Camelids are distinguished by their long necks and legs, their unique dentition (their canines and premolars are almost like tusks), and their lack of hooves - modern camelids all have padded feet with a pair of toenails (thus Tylopoda, 'padded feet'). Camelids by and large are found in arid environments of any temperature, from Andean mountains and deserts to the cold steppes of Central Asia. In the past, fossil camelids even thrived as far north as the Arctic Circle, proving the hardiness of this family and its adaptability to many different climates.

The earliest known representative of Camelidae is the tiny, deer-like Protylopus, which lived in the Eocene, 45 million years ago. While Protylopus had four toes rather than two, and appears to have had hooves on its feet (unlike any living camelid), otherwise it already exemplifies the basic, camelid body plan.

6R3JHYk.jpg

Protylopus petersoni​

The camelids continued in modest success, diversifying in form and occupying most of the large mammal browsing niches of North America, but never spreading outside of the continent. Nevertheless, from California to Tennessee and from Canada to Mexico, the camelids spread across the continent, and are found in the fossil record of every epoch of the Cenozoic Era (the time period from 65 million years ago onward) from the Eocene onward. This distribution would change during the Pliocene when North America and South America met at Panama for the first time since the age of the dinosaurs.

This momentous event has been termed the Great American Interchange, and began around 3 million years ago. Large mammal species (and large birds in at least one case) migrated over the new land bridge, seeing the introduction of armadillos, ground sloths, and saber-toothed cats amongst others to North America, and the horse, elephant, tapir, and (most importantly to us) camelids, to South America. At about the same time, the cameline tribe of the camelid family crossed over into Eurasia for the first time via the Bering Land Bridge in Alaska, soon siring the lineages that would become today's dromedary and Bactrian camels.

Still, this diffusion of species out of the family's ancestral heartland did nothing to diminish the success of the camelid species still living in North America. They adapted admirably to the conditions of the Ice Age, and it was only when human hunters invaded the continent in the last 30,000 years that their ongoing success was threatened - by the end of the last glaciation, the camelids of North America were very nearly extinct.
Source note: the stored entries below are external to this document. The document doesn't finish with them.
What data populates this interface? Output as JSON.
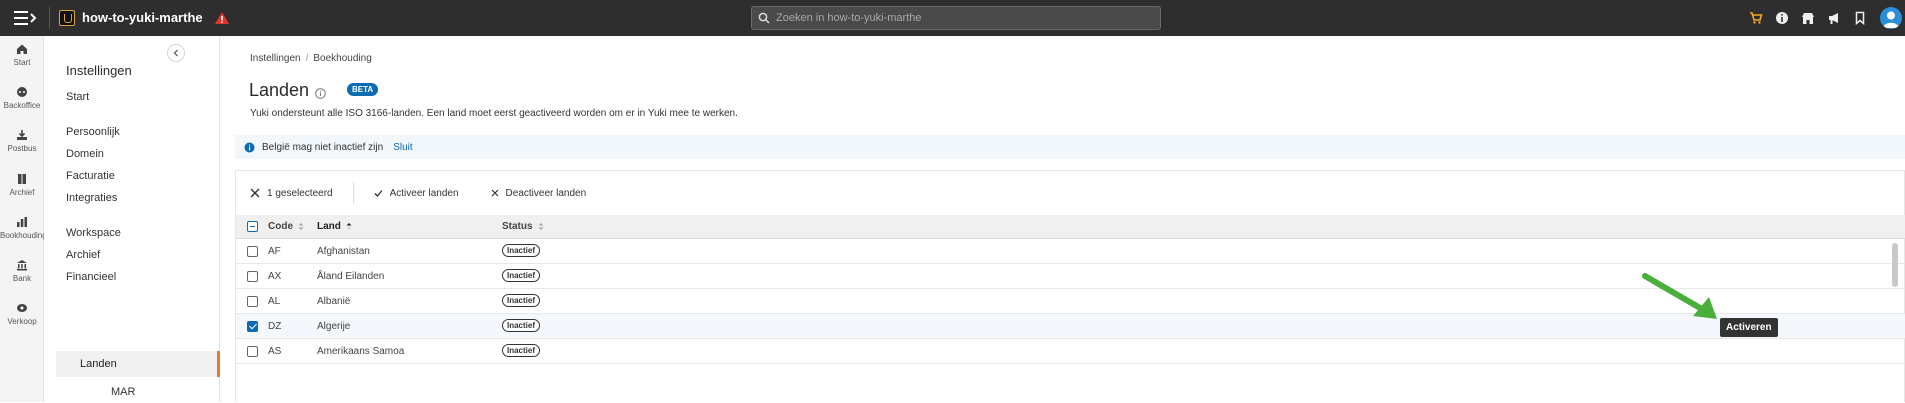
{
  "topbar": {
    "app_name": "how-to-yuki-marthe",
    "search_placeholder": "Zoeken in how-to-yuki-marthe"
  },
  "rail": {
    "items": [
      {
        "label": "Start",
        "icon": "home-icon"
      },
      {
        "label": "Backoffice",
        "icon": "backoffice-icon"
      },
      {
        "label": "Postbus",
        "icon": "inbox-icon"
      },
      {
        "label": "Archief",
        "icon": "archive-icon"
      },
      {
        "label": "Bookhouding",
        "icon": "bar-chart-icon"
      },
      {
        "label": "Bank",
        "icon": "bank-icon"
      },
      {
        "label": "Verkoop",
        "icon": "sales-icon"
      }
    ]
  },
  "panel": {
    "title": "Instellingen",
    "items": [
      "Start",
      "Persoonlijk",
      "Domein",
      "Facturatie",
      "Integraties",
      "Workspace",
      "Archief",
      "Financieel"
    ],
    "active": "Landen",
    "next": "MAR"
  },
  "main": {
    "breadcrumb": [
      "Instellingen",
      "Boekhouding"
    ],
    "title": "Landen",
    "beta": "BETA",
    "subtitle": "Yuki ondersteunt alle ISO 3166-landen. Een land moet eerst geactiveerd worden om er in Yuki mee te werken.",
    "alert": {
      "text": "België mag niet inactief zijn",
      "link": "Sluit"
    },
    "actions": {
      "selected": "1 geselecteerd",
      "activate": "Activeer landen",
      "deactivate": "Deactiveer landen"
    },
    "columns": {
      "code": "Code",
      "land": "Land",
      "status": "Status"
    },
    "rows": [
      {
        "code": "AF",
        "land": "Afghanistan",
        "status": "Inactief",
        "selected": false
      },
      {
        "code": "AX",
        "land": "Åland Eilanden",
        "status": "Inactief",
        "selected": false
      },
      {
        "code": "AL",
        "land": "Albanië",
        "status": "Inactief",
        "selected": false
      },
      {
        "code": "DZ",
        "land": "Algerije",
        "status": "Inactief",
        "selected": true
      },
      {
        "code": "AS",
        "land": "Amerikaans Samoa",
        "status": "Inactief",
        "selected": false
      }
    ],
    "tooltip": "Activeren"
  },
  "colors": {
    "topbar": "#2e2e2e",
    "accent": "#0b6bb3",
    "active_marker": "#e8762b",
    "annotation_arrow": "#4caf3c"
  }
}
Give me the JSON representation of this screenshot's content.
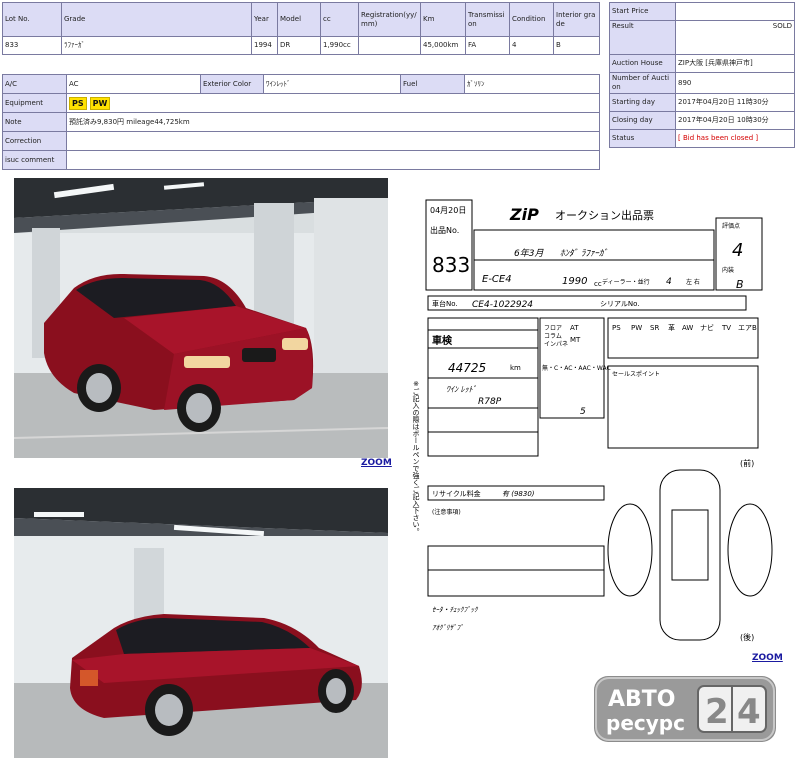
{
  "lot_table": {
    "headers": [
      "Lot No.",
      "Grade",
      "Year",
      "Model",
      "cc",
      "Registration(yy/mm)",
      "Km",
      "Transmission",
      "Condition",
      "Interior grade"
    ],
    "values": [
      "833",
      "ﾗﾌｧｰｶﾞ",
      "1994",
      "DR",
      "1,990cc",
      "",
      "45,000km",
      "FA",
      "4",
      "B"
    ]
  },
  "details": {
    "ac_label": "A/C",
    "ac_value": "AC",
    "exterior_color_label": "Exterior Color",
    "exterior_color_value": "ﾜｲﾝﾚｯﾄﾞ",
    "fuel_label": "Fuel",
    "fuel_value": "ｶﾞｿﾘﾝ",
    "equipment_label": "Equipment",
    "equipment_badges": [
      "PS",
      "PW"
    ],
    "note_label": "Note",
    "note_value": "預託済み9,830円 mileage44,725km",
    "correction_label": "Correction",
    "correction_value": "",
    "issue_comment_label": "isuc comment",
    "issue_comment_value": ""
  },
  "auction": {
    "start_price_label": "Start Price",
    "start_price_value": "",
    "result_label": "Result",
    "result_value": "SOLD",
    "auction_house_label": "Auction House",
    "auction_house_value": "ZIP大阪 [兵庫県神戸市]",
    "number_label": "Number of Auction",
    "number_value": "890",
    "starting_day_label": "Starting day",
    "starting_day_value": "2017年04月20日 11時30分",
    "closing_day_label": "Closing day",
    "closing_day_value": "2017年04月20日 10時30分",
    "status_label": "Status",
    "status_value": "[ Bid has been closed ]"
  },
  "zoom_label": "ZOOM",
  "sheet": {
    "date": "04月20日",
    "lot_label": "出品No.",
    "lot": "833",
    "title": "オークション出品票",
    "brand": "ZiP",
    "grade_score": "4",
    "interior_label": "内装",
    "interior_score": "B",
    "grade_label": "評価点",
    "model_text": "ﾎﾝﾀﾞ ﾗﾌｧｰｶﾞ",
    "year_text": "6年3月",
    "chassis_code": "E-CE4",
    "chassis_full": "CE4-1022924",
    "cc_text": "1990",
    "cc_unit": "cc",
    "dealer_label": "ディーラー・並行",
    "doors": "4",
    "handle": "左 右",
    "frame_label": "車台No.",
    "serial_label": "シリアルNo.",
    "shaken_label": "車検",
    "mileage_text": "44725",
    "mileage_unit": "km",
    "color_text": "ﾜｲﾝ ﾚｯﾄﾞ",
    "color_code": "R78P",
    "seats_text": "5",
    "recycle_label": "リサイクル料金",
    "recycle_value": "有 (9830)",
    "notes_label": "(注意事項)",
    "handwritten_1": "ｾｰﾀ・ﾁｪｯｸﾌﾞｯｸ",
    "handwritten_2": "ｱｵｸﾞﾘｻﾞﾌﾞ",
    "sales_point_label": "セールスポイント",
    "front_label": "(前)",
    "rear_label": "(後)",
    "option_labels": [
      "PS",
      "PW",
      "SR",
      "革",
      "AW",
      "ナビ",
      "TV",
      "エアB"
    ],
    "trans_labels": [
      "フロア",
      "コラム",
      "インパネ",
      "AT",
      "MT"
    ],
    "ac_options": "無・C・AC・AAC・WAC",
    "side_note": "※ご記入の際はボールペンで強くご記入下さい。"
  },
  "watermark": {
    "line1": "АВТО",
    "line2": "ресурс",
    "digits": [
      "2",
      "4"
    ]
  }
}
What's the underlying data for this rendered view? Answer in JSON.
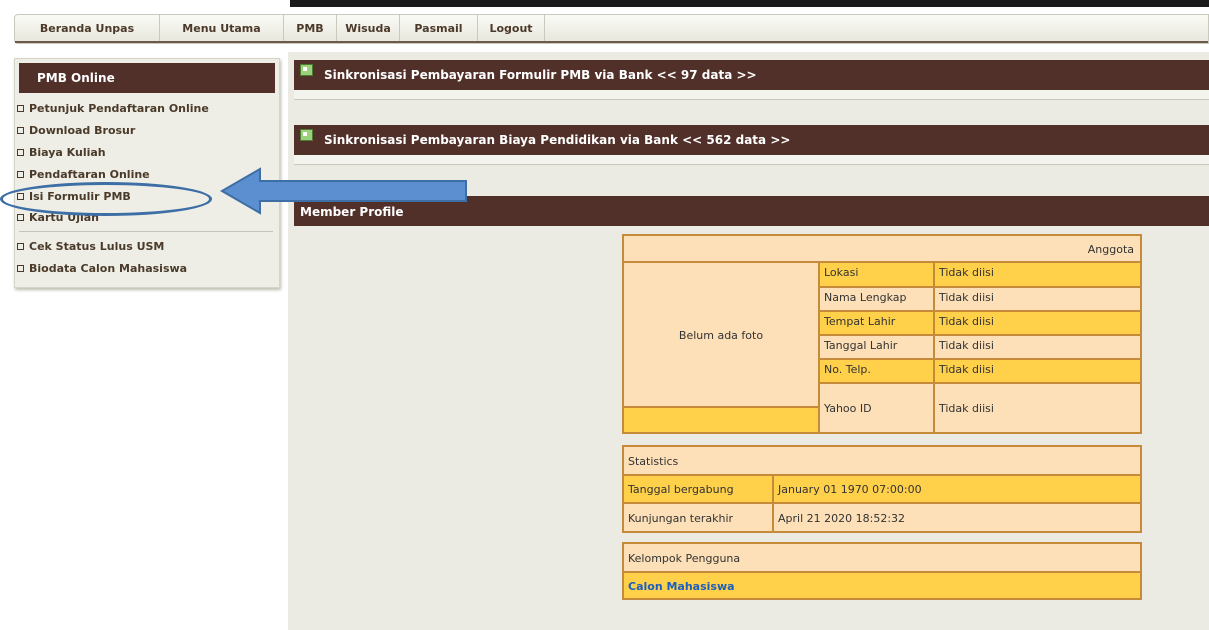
{
  "nav": {
    "items": [
      "Beranda Unpas",
      "Menu Utama",
      "PMB",
      "Wisuda",
      "Pasmail",
      "Logout"
    ]
  },
  "sidebar": {
    "title": "PMB Online",
    "links": [
      "Petunjuk Pendaftaran Online",
      "Download Brosur",
      "Biaya Kuliah",
      "Pendaftaran Online",
      "Isi Formulir PMB",
      "Kartu Ujian",
      "Cek Status Lulus USM",
      "Biodata Calon Mahasiswa"
    ]
  },
  "main": {
    "bar1": "Sinkronisasi Pembayaran Formulir PMB via Bank << 97 data >>",
    "bar2": "Sinkronisasi Pembayaran Biaya Pendidikan via Bank << 562 data >>",
    "bar3": "Member Profile"
  },
  "profile": {
    "header": "Anggota",
    "photo_text": "Belum ada foto",
    "rows": [
      {
        "label": "Lokasi",
        "value": "Tidak diisi"
      },
      {
        "label": "Nama Lengkap",
        "value": "Tidak diisi"
      },
      {
        "label": "Tempat Lahir",
        "value": "Tidak diisi"
      },
      {
        "label": "Tanggal Lahir",
        "value": "Tidak diisi"
      },
      {
        "label": "No. Telp.",
        "value": "Tidak diisi"
      },
      {
        "label": "Yahoo ID",
        "value": "Tidak diisi"
      }
    ]
  },
  "statistics": {
    "title": "Statistics",
    "rows": [
      {
        "label": "Tanggal bergabung",
        "value": "January 01 1970 07:00:00"
      },
      {
        "label": "Kunjungan terakhir",
        "value": "April 21 2020 18:52:32"
      }
    ]
  },
  "group": {
    "title": "Kelompok Pengguna",
    "value": "Calon Mahasiswa"
  },
  "colors": {
    "dark_brown": "#52302a",
    "yellow": "#ffd04a",
    "peach": "#fde0b8",
    "annotation_blue": "#3d6ea5"
  }
}
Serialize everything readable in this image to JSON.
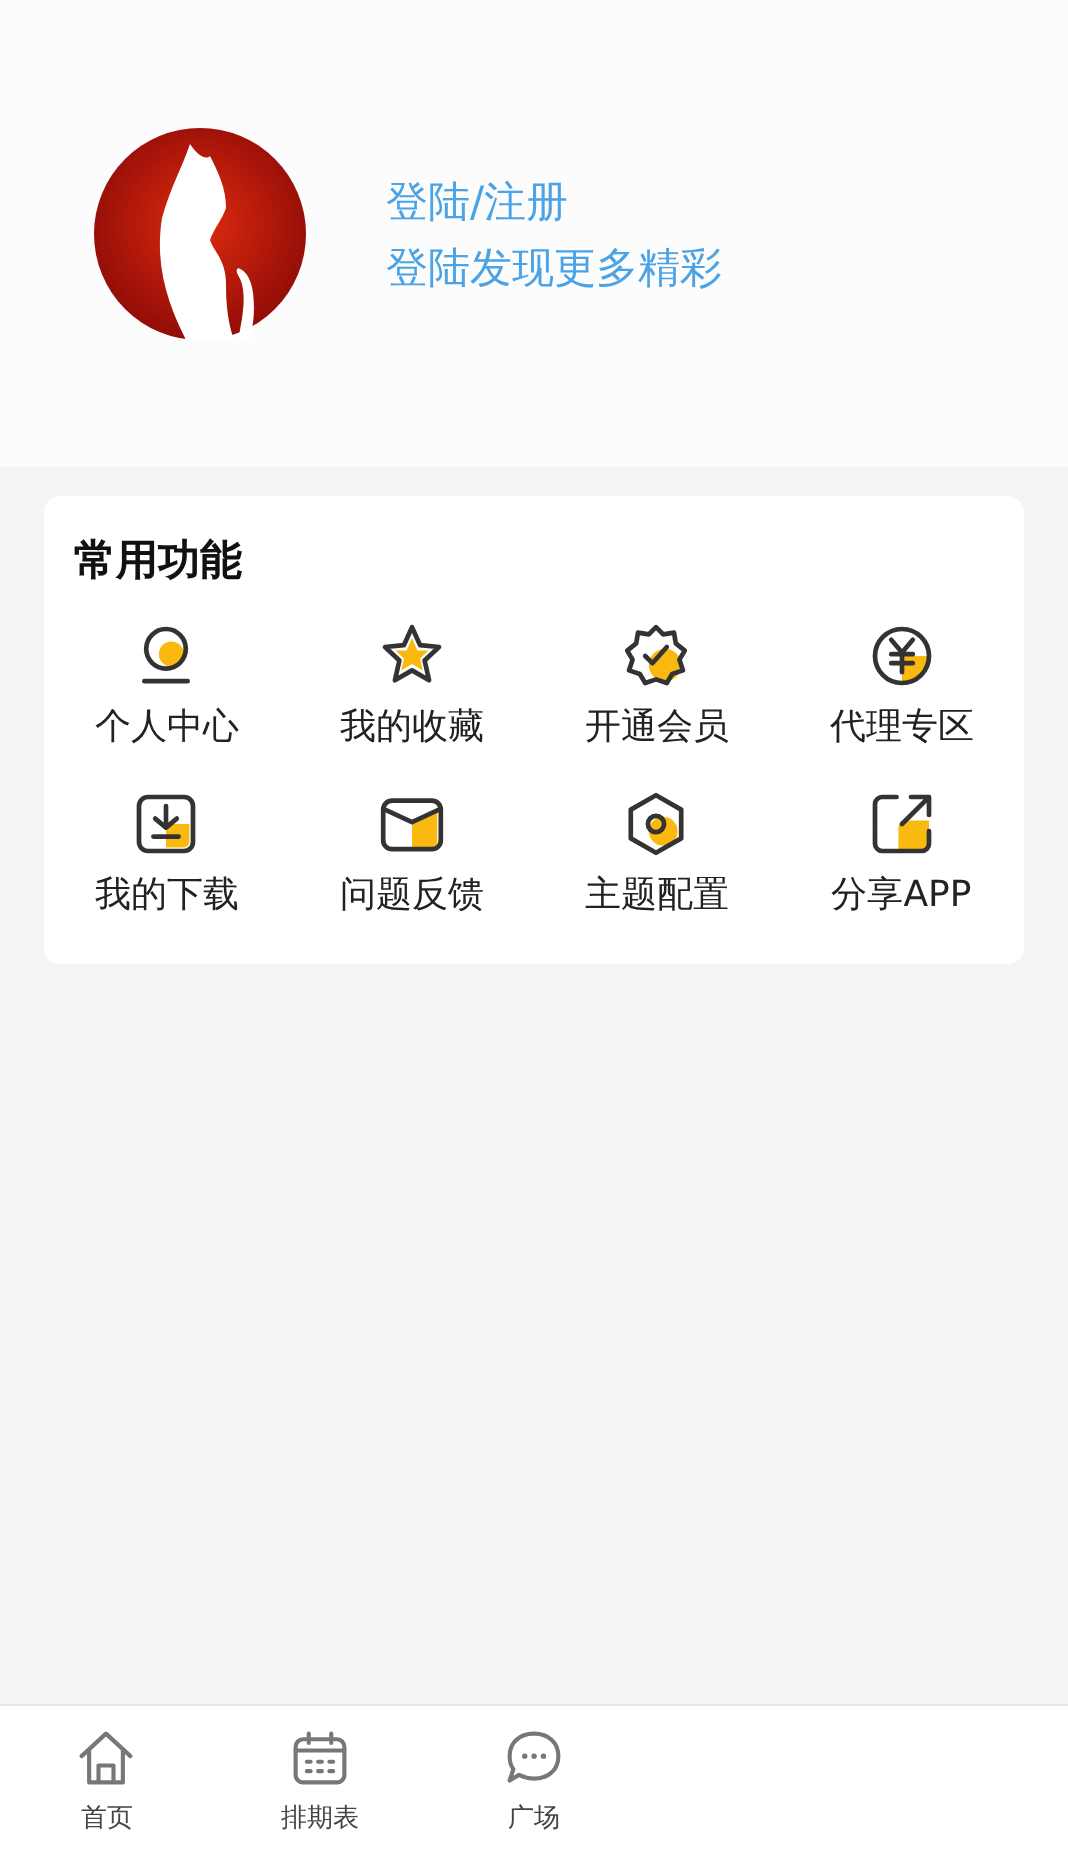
{
  "profile": {
    "title": "登陆/注册",
    "subtitle": "登陆发现更多精彩"
  },
  "functions": {
    "title": "常用功能",
    "items": [
      {
        "kind": "user",
        "label": "个人中心"
      },
      {
        "kind": "star",
        "label": "我的收藏"
      },
      {
        "kind": "badge",
        "label": "开通会员"
      },
      {
        "kind": "yen",
        "label": "代理专区"
      },
      {
        "kind": "download",
        "label": "我的下载"
      },
      {
        "kind": "mail",
        "label": "问题反馈"
      },
      {
        "kind": "hexagon",
        "label": "主题配置"
      },
      {
        "kind": "share",
        "label": "分享APP"
      }
    ]
  },
  "tab_bar": [
    {
      "kind": "home",
      "label": "首页"
    },
    {
      "kind": "calendar",
      "label": "排期表"
    },
    {
      "kind": "chat",
      "label": "广场"
    }
  ]
}
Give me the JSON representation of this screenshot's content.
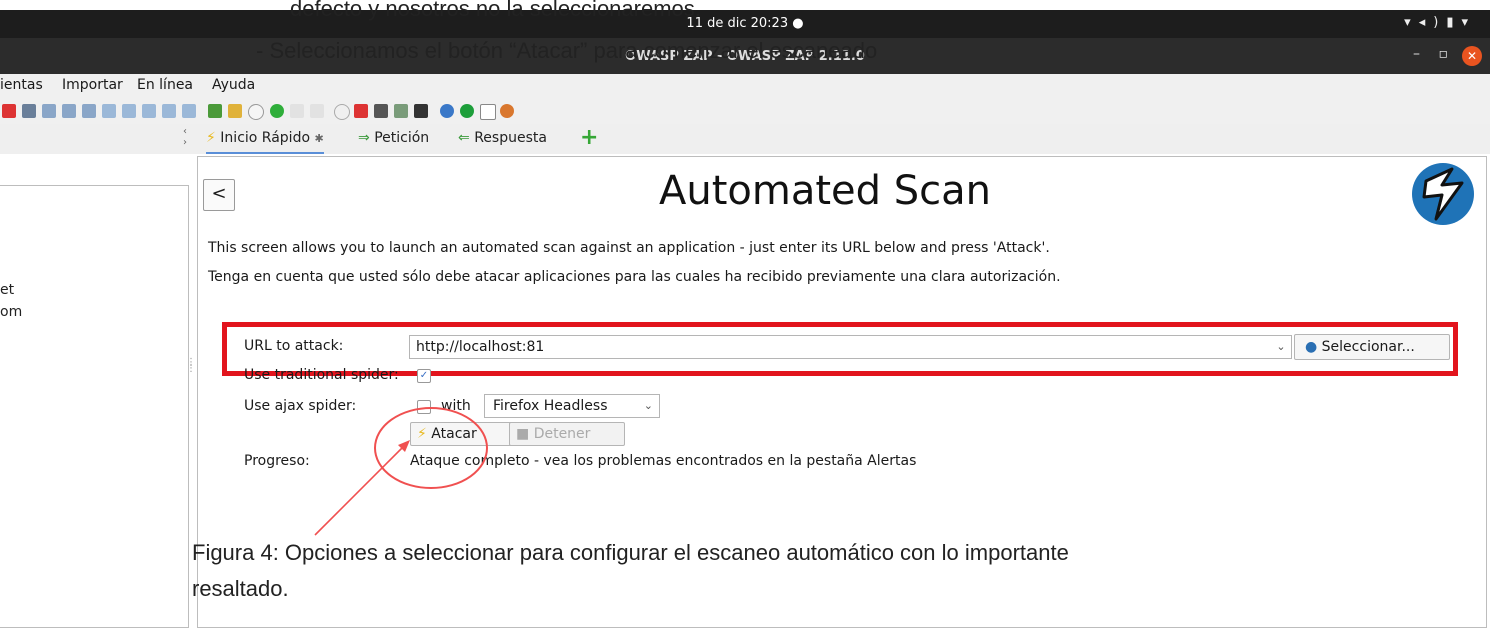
{
  "system_bar": {
    "clock": "11 de dic  20:23  ●"
  },
  "window": {
    "title": "OWASP ZAP - OWASP ZAP 2.11.0",
    "min_label": "–",
    "max_label": "▫",
    "close_label": "✕"
  },
  "document_overlay": {
    "line1": "defecto y nosotros no la seleccionaremos.",
    "line2": "-     Seleccionamos el botón “Atacar” para comenzar el escaneado"
  },
  "menu": {
    "items": [
      "ientas",
      "Importar",
      "En línea",
      "Ayuda"
    ]
  },
  "tabs": {
    "quick_start": "Inicio Rápido",
    "request": "Petición",
    "response": "Respuesta",
    "add": "+",
    "nav": "‹\n›"
  },
  "left_tree": {
    "items": [
      "et",
      "om"
    ]
  },
  "scan": {
    "back_label": "<",
    "title": "Automated Scan",
    "description": "This screen allows you to launch an automated scan against  an application - just enter its URL below and press 'Attack'.",
    "warning": "Tenga en cuenta que usted sólo debe atacar aplicaciones para las cuales ha recibido previamente una clara autorización.",
    "url_label": "URL to attack:",
    "url_value": "http://localhost:81",
    "select_button": "Seleccionar...",
    "traditional_label": "Use traditional spider:",
    "traditional_checked": true,
    "ajax_label": "Use ajax spider:",
    "ajax_checked": false,
    "with_label": "with",
    "browser": "Firefox Headless",
    "attack_button": "Atacar",
    "stop_button": "Detener",
    "progress_label": "Progreso:",
    "progress_text": "Ataque completo - vea los problemas encontrados en la pestaña Alertas"
  },
  "caption": {
    "line1": "Figura 4:  Opciones a seleccionar para configurar el   escaneo automático con lo importante",
    "line2": "resaltado."
  },
  "colors": {
    "highlight": "#e2141d",
    "annotation": "#f05050",
    "brand": "#1f73b7",
    "close": "#e95420",
    "tab_underline": "#5a8fd8"
  }
}
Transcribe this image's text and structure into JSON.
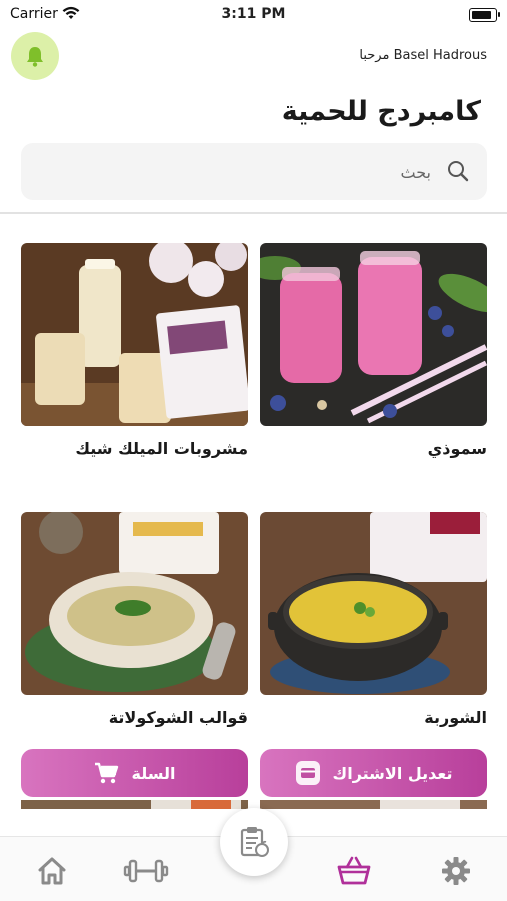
{
  "status_bar": {
    "carrier": "Carrier",
    "time": "3:11 PM"
  },
  "header": {
    "greeting": "مرحبا Basel Hadrous",
    "title": "كامبردج للحمية"
  },
  "search": {
    "placeholder": "بحث"
  },
  "categories": [
    {
      "label": "سموذي"
    },
    {
      "label": "مشروبات الميلك شيك"
    },
    {
      "label": "الشوربة"
    },
    {
      "label": "قوالب الشوكولاتة"
    }
  ],
  "actions": {
    "edit_subscription_label": "تعديل الاشتراك",
    "cart_label": "السلة"
  },
  "colors": {
    "accent": "#c04fa2",
    "bell_bg": "#dcf0a8",
    "nav_active": "#b0309a"
  }
}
And then a hunter missed his target...
 

katchen

Banned
Don't forget the value of llamas as a wool animal. One of the reasons Tibet became as civilized as it did is because yak could not only be milked, but it's down is excellent for clothing.
 

Huehuecoyotl

Monthly Donor
Anything with llamas has my interest.

Fascinating beasts as they are. :D

Does this mean I will finally get a Llama Cavalry TL?

I'm exploring the possibility.

Don't forget the value of llamas as a wool animal. One of the reasons Tibet became as civilized as it did is because yak could not only be milked, but it's down is excellent for clothing.

There'll definitely be some woolly breeds, but whether or not they remain the primary wool-producing animal of North America is not set in stone.
 

Huehuecoyotl

Monthly Donor
Oh man, that idea's been bouncing around for years, hasn't it? Personally I'm not sure llamas would make good cavalry, but it is an interesting idea.

Well, Hemiauchenia is somewhat larger than its modern lamine cousins, very nearly the size of a small dromedary camel. With selective breeding, they could grow even larger and bear adult humans on their backs.

The next update this evening will focus more on this animal's attributes from an in-timeline perspective. It'll feature quite a bit of speculation, but it should have some useful real-world information on the animal as well.